Overriding widespread protests, the company tasked with demolition by the local authorities in Kars city took apart the first piece, which is one of two heads of the statue, depicting two figures emerging from one human shape, a witness told Agence France Presse.
The dismantled piece, weighing 19 tons was cut and brought down by a crane, the witness said.

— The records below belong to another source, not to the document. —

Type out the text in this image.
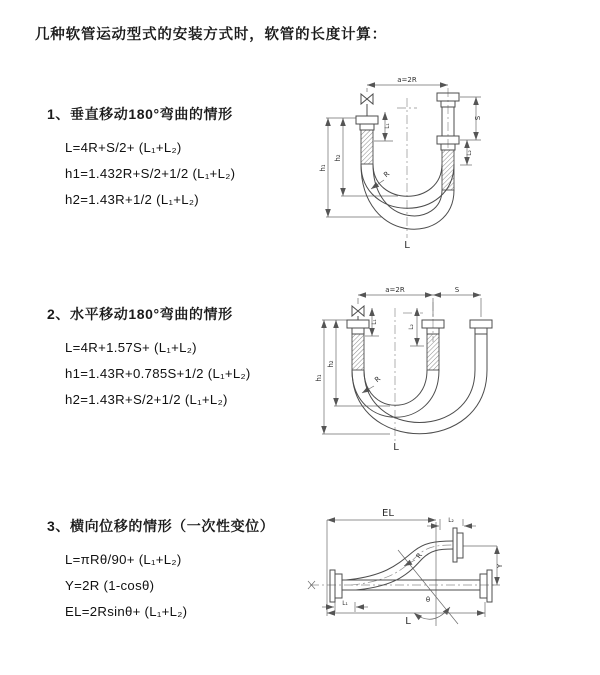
几种软管运动型式的安装方式时，软管的长度计算：
1、垂直移动180°弯曲的情形
L=4R+S/2+ (L₁+L₂)
h1=1.432R+S/2+1/2 (L₁+L₂)
h2=1.43R+1/2 (L₁+L₂)
2、水平移动180°弯曲的情形
L=4R+1.57S+ (L₁+L₂)
h1=1.43R+0.785S+1/2 (L₁+L₂)
h2=1.43R+S/2+1/2 (L₁+L₂)
3、横向位移的情形（一次性变位）
L=πRθ/90+ (L₁+L₂)
Y=2R (1-cosθ)
EL=2Rsinθ+ (L₁+L₂)
a=2R
L₁
S
L₂
h₁
h₂
R
L
a=2R	S
L₁
L₂
h₁
h₂
R
L
EL
L₂
Y
R
θ
L
L₁
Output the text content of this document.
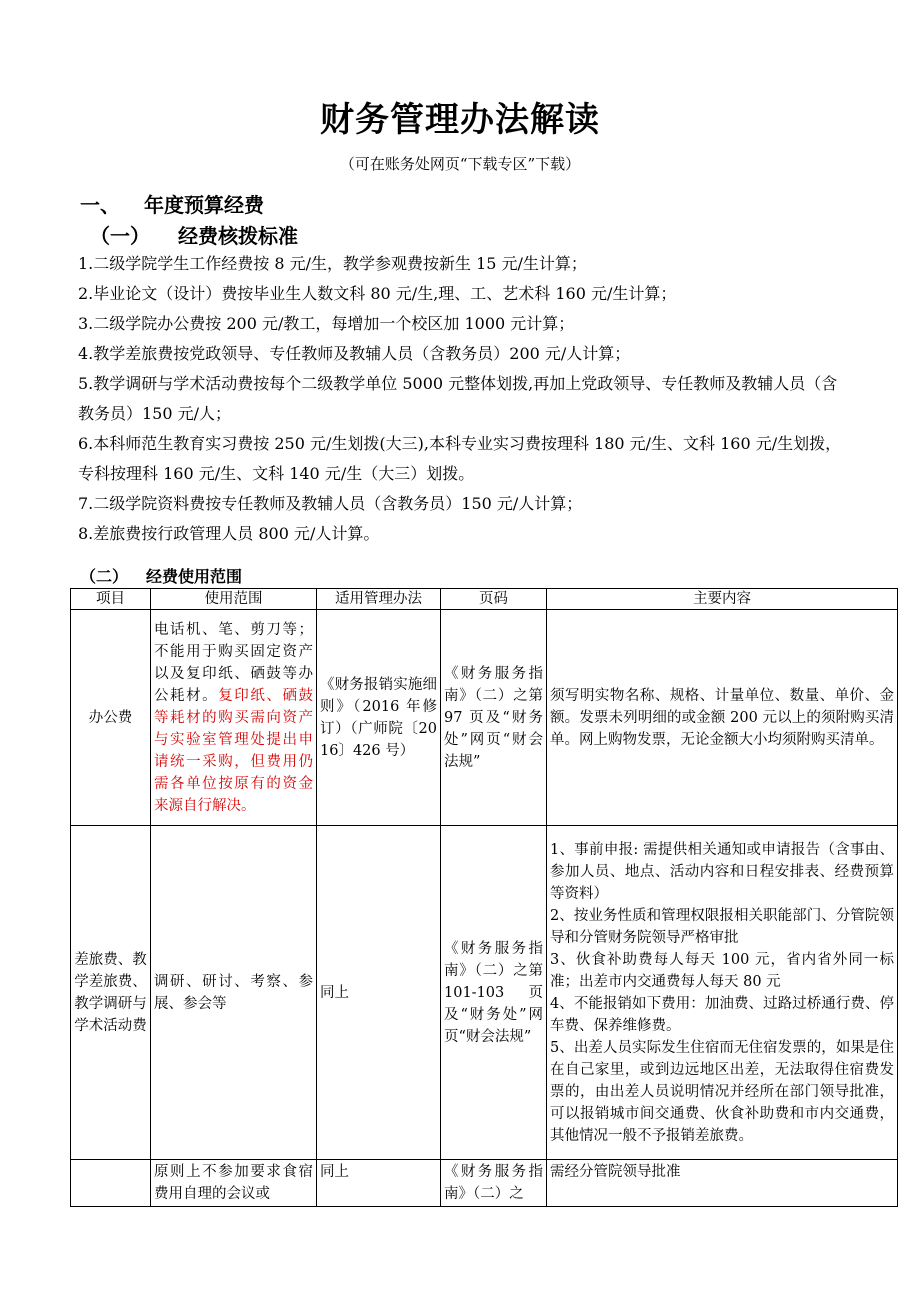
财务管理办法解读
（可在账务处网页“下载专区”下载）
一、 年度预算经费
（一） 经费核拨标准
1.二级学院学生工作经费按 8 元/生，教学参观费按新生 15 元/生计算；
2.毕业论文（设计）费按毕业生人数文科 80 元/生,理、工、艺术科 160 元/生计算；
3.二级学院办公费按 200 元/教工，每增加一个校区加 1000 元计算；
4.教学差旅费按党政领导、专任教师及教辅人员（含教务员）200 元/人计算；
5.教学调研与学术活动费按每个二级教学单位 5000 元整体划拨,再加上党政领导、专任教师及教辅人员（含教务员）150 元/人；
6.本科师范生教育实习费按 250 元/生划拨(大三),本科专业实习费按理科 180 元/生、文科 160 元/生划拨，专科按理科 160 元/生、文科 140 元/生（大三）划拨。
7.二级学院资料费按专任教师及教辅人员（含教务员）150 元/人计算；
8.差旅费按行政管理人员 800 元/人计算。
（二） 经费使用范围
项目	使用范围	适用管理办法	页码	主要内容
办公费	电话机、笔、剪刀等；不能用于购买固定资产以及复印纸、硒鼓等办公耗材。复印纸、硒鼓等耗材的购买需向资产与实验室管理处提出申请统一采购，但费用仍需各单位按原有的资金来源自行解决。	《财务报销实施细则》（2016 年修订）（广师院〔2016〕426 号）	《财务服务指南》（二）之第 97 页及“财务处”网页“财会法规”	须写明实物名称、规格、计量单位、数量、单价、金额。发票未列明细的或金额 200 元以上的须附购买清单。网上购物发票，无论金额大小均须附购买清单。
差旅费、教学差旅费、教学调研与学术活动费	调研、研讨、考察、参展、参会等	同上	《财务服务指南》（二）之第 101-103 页及“财务处”网页“财会法规”	1、事前申报: 需提供相关通知或申请报告（含事由、参加人员、地点、活动内容和日程安排表、经费预算等资料）
2、按业务性质和管理权限报相关职能部门、分管院领导和分管财务院领导严格审批
3、伙食补助费每人每天 100 元，省内省外同一标准；出差市内交通费每人每天 80 元
4、不能报销如下费用：加油费、过路过桥通行费、停车费、保养维修费。
5、出差人员实际发生住宿而无住宿发票的，如果是住在自己家里，或到边远地区出差，无法取得住宿费发票的，由出差人员说明情况并经所在部门领导批准，可以报销城市间交通费、伙食补助费和市内交通费，其他情况一般不予报销差旅费。

	原则上不参加要求食宿费用自理的会议或	同上	《财务服务指南》（二）之	需经分管院领导批准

The whole demolition process should take 10 days.
The statue was commissioned in 2006 to place emphasis on friendship between Turkey and Armenia with a history of enmity and suspicion.
The Islamist-rooted Prime Minister Recep Tayyip Erdogan unleashed a storm of criticism during a visit to Kars in January when he described the monument as a "monstrosity" and "weird", bemoaning that it was sited near the tomb of an ancient Islamic scholar.
In 2009, Turkey and Armenia signed landmark accords to end decades of animosity, establish diplomatic relations and re-open their border.
But the effort faltered amid ensuing spats and Armenia froze the ratification process of the accords last year.
Armenians say up to 1.5 million of their kin fell victim to genocide during World War I under the Ottoman Empire.
Turkey counters that 300,000 to 500,000 Armenians and at least as many Turks died in civil strife when Armenians rose up against their Ottoman rulers and sided with invading Russian forces.